Add markdown link checker (#605)

Co-authored-by: Akuli <[email protected]>
Akuli · Jan 13, 2025 · 0206836 · 0206836
1 parent acbd5ed
commit 0206836
Show file tree

Hide file tree

Showing 3 changed files with 154 additions and 2 deletions.
diff --git a/.github/workflows/linux.yml b/.github/workflows/linux.yml
@@ -23,6 +23,18 @@ jobs:
           version: 2.7.0
       - run: editorconfig-checker
 
+  markdownlink-checker:
+    timeout-minutes: 1
+    runs-on: ubuntu-latest
+    steps:
+      - uses: actions/checkout@v3
+      - uses: actions/setup-python@v5
+        with:
+            python-version: '3.13'
+      - run: pip install requests
+      - name: "Check the links in the markdown files"
+        run: python check-markdown-links.py
+
   test:
     timeout-minutes: 5
     runs-on: ubuntu-22.04
@@ -59,7 +71,6 @@ jobs:
       - uses: actions/checkout@v3
       - run: sudo apt update
       - run: sudo apt install -y llvm-{11,13,14}-dev clang-{11,13,14} make
-
       - run: LLVM_CONFIG=llvm-config-11 ./doctest.sh
       - run: make clean
       - run: LLVM_CONFIG=llvm-config-13 ./doctest.sh

diff --git a/CONTRIBUTING.md b/CONTRIBUTING.md
@@ -7,7 +7,7 @@ If you have any trouble with this, please create an issue!
 
 <details> <summary>Linux</summary>
 
-Following the [instructions in the README](README.md#setup-linux) is enough.
+Following the [instructions in the README](README.md#setup) is enough.
 
 To edit the C code, you can use any editor that uses `clangd`.
 The `make` command creates a file `compile_flags.txt`

diff --git a/check-markdown-links.py b/check-markdown-links.py
@@ -0,0 +1,141 @@
+"""Check that links in markdown files point to reasonable places."""
+# Get from https://github.com/Akuli/porcupine/
+
+import argparse
+import os
+import re
+import subprocess
+import sys
+from functools import cache
+from http.client import responses as status_code_names
+from pathlib import Path
+
+import requests
+
+PROJECT_ROOT = Path(__file__).absolute().parent
+assert (PROJECT_ROOT / "README.md").is_file()
+os.chdir(PROJECT_ROOT)
+
+
+def find_markdown_files():
+    output = subprocess.check_output(["git", "ls-files", "*.md"], text=True)
+    return [Path(line) for line in output.splitlines()]
+
+
+def find_links(markdown_file_path):
+    content = markdown_file_path.read_text(encoding="utf-8")
+
+    for lineno, line in enumerate(content.splitlines(), start=1):
+        link_regexes = [
+            # [text](target)
+            # The text can contain spaces, and it can even be split across many lines.
+            # This also detects images ![text](target) and that's a good thing.
+            r"\]\(([^\s()]+(?:\([^\s()]+\))?)\)",
+            # [blah blah]: target
+            r"^\[[^\[\]]+\]: (.+)$",
+        ]
+        for regex in link_regexes:
+            for link_target in re.findall(regex, line):
+                yield (lineno, link_target)
+
+
+@cache
+def check_https_url(url):
+    try:
+        # Many sites redirect to front page for bad URLs.

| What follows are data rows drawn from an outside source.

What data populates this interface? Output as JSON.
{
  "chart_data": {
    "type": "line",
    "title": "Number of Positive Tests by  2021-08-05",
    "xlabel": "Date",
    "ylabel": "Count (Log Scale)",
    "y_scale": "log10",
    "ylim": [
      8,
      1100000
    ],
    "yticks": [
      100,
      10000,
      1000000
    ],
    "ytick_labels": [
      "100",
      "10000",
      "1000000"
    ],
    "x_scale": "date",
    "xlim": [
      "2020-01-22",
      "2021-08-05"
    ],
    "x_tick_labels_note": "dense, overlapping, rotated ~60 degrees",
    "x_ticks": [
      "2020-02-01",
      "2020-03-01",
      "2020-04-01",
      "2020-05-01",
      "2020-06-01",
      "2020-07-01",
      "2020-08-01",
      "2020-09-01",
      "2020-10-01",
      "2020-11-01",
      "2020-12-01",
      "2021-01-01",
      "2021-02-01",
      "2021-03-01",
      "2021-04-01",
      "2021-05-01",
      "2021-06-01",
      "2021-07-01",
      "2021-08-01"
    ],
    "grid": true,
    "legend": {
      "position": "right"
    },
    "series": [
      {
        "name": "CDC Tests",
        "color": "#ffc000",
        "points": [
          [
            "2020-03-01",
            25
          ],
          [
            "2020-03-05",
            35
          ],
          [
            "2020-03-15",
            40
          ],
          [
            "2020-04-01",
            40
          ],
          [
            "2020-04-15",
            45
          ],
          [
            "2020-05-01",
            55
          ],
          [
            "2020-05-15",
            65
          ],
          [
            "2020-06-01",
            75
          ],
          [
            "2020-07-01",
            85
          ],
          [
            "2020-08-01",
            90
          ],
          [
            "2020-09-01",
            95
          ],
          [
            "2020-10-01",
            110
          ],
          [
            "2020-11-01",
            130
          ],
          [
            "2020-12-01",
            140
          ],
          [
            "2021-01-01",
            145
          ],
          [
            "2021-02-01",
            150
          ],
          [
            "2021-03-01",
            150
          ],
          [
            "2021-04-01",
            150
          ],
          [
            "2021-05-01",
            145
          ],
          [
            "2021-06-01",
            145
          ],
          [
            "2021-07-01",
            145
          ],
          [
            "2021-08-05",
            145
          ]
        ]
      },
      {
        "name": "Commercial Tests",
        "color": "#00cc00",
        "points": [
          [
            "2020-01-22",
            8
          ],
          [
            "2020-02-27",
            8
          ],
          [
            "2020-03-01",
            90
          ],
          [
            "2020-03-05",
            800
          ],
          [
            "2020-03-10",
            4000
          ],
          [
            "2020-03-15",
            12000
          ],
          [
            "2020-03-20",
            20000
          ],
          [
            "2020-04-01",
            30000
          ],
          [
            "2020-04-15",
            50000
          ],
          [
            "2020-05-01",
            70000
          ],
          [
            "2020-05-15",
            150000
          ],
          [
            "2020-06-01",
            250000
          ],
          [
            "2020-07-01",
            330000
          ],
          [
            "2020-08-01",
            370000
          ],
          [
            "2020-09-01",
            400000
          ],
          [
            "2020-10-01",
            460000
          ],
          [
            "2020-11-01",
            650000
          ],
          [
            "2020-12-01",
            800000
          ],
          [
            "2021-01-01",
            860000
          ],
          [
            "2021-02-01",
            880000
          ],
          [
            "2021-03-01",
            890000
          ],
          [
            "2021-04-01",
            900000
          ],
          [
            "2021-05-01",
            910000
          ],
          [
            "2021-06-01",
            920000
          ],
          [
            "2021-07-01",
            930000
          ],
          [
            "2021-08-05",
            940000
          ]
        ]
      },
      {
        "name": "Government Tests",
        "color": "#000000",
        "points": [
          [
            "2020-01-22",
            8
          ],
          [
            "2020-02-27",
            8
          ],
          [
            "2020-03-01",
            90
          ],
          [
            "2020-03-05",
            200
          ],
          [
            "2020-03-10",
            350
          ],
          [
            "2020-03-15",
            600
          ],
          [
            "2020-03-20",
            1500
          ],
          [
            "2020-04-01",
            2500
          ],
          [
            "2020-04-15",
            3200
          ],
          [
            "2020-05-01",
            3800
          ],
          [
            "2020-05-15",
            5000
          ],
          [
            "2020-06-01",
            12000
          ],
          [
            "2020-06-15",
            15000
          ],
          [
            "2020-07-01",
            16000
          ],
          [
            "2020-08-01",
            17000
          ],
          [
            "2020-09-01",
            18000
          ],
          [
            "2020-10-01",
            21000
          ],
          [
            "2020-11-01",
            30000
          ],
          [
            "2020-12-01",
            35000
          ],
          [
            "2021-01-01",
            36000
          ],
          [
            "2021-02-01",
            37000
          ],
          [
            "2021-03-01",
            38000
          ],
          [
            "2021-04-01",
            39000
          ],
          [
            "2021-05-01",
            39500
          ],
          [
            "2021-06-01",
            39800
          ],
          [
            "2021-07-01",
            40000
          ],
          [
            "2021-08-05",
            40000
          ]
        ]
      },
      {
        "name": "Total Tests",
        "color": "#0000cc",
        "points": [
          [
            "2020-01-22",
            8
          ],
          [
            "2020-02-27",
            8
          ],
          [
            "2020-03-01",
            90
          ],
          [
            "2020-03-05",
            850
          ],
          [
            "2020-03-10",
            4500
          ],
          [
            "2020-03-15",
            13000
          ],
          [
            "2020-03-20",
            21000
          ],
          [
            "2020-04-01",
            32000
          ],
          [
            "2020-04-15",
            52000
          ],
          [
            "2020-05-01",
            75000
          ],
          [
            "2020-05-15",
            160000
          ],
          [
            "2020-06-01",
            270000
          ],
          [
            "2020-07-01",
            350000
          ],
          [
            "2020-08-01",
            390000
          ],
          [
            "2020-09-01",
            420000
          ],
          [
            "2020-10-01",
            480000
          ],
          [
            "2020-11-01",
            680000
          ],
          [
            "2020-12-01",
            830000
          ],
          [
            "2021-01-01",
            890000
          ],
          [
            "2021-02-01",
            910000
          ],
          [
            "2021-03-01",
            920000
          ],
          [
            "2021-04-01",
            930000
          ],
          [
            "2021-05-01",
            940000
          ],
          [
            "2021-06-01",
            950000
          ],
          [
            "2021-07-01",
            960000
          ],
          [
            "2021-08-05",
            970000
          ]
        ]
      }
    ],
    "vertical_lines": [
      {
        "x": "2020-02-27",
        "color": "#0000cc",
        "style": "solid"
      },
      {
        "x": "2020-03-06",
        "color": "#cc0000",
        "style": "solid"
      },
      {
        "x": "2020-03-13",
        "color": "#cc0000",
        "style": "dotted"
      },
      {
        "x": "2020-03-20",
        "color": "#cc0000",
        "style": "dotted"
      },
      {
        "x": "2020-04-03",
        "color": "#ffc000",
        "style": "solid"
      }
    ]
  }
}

Let's not treat that as ok.
+        response = requests.head(url, timeout=10, allow_redirects=False)
+    except requests.exceptions.RequestException as e:
+        return f"HTTP HEAD request failed: {e}"
+
+    if url == "https://github.com/Akuli/jou/issues/new":
+        # It returns 302 Found, because it redirects to login page
+        expected_status = 302
+    else:
+        expected_status = 200
+
+    if response.status_code != expected_status:
+        return f"site returns {response.status_code} {status_code_names[response.status_code]}"
+
+    return None
+
+
+def get_all_refs(path):
+    result = []
+    for title in re.findall(r"\n#+ (.*)", path.read_text()):
+        words = re.findall(r"[a-z0-9]+", title.lower().replace("'", ""))
+        result.append("#" + "-".join(words))
+    return result
+
+
+def check_link(markdown_file_path, link_target, offline_mode=False):
+    if link_target.startswith("http://"):
+        return "this link should probably use https instead of http"
+
+    if link_target.startswith("https://"):
+        assert not offline_mode
+        return check_https_url(link_target)
+
+    if "//" in link_target:
+        return "double slashes are allowed only in http:// and https:// links"
+
+    if "\\" in link_target:
+        return "use forward slashes instead of backslashes"
+
+    path = markdown_file_path.parent / link_target.split("#")[0]
+
+    if PROJECT_ROOT not in path.resolve().parents:
+        return "link points outside of the Jou project folder"
+
+    if not path.exists():
+        return "link points to a file or folder that doesn't exist"
+
+    if "#" in link_target:
+        # Reference to title within markdown file.
+        # For example: architecture-and-design.md#loading-order
+        if (not path.is_file()) or path.suffix != ".md":
+            return "hashtag '#' can only be used with markdown files"
+
+        refs = get_all_refs(path)
+        ref = "#" + link_target.split("#", 1)[1]
+        if ref not in refs:
+            return f"no heading in {path} matches {ref} (should be one of: {' '.join(refs)})"
+
+    return None
+
+
+def main():
+    parser = argparse.ArgumentParser()
+    parser.add_argument(
+        "--offline",
+        action="store_true",
+        help="don't do HTTP requests, just assume that https:// links are fine",
+    )
+    args = parser.parse_args()
+
+    paths = find_markdown_files()
+    assert paths
+
+    good_links = 0
+    bad_links = 0
+
+    for path in paths:
+        for lineno, link_target in find_links(path):
+            if link_target.startswith("https://") and args.offline:
+                continue
+
+            problem = check_link(path, link_target, offline_mode=args.offline)
+            if problem:
+                print(f"{path}:{lineno}: {problem}")
+                bad_links += 1
+            else:
+                good_links += 1
+
+    assert good_links + bad_links > 0
+
+    if bad_links > 0:
+        sys.exit(1)
+    else:
+        print(f"checked {good_links} links, no errors :)")
+
+
+main()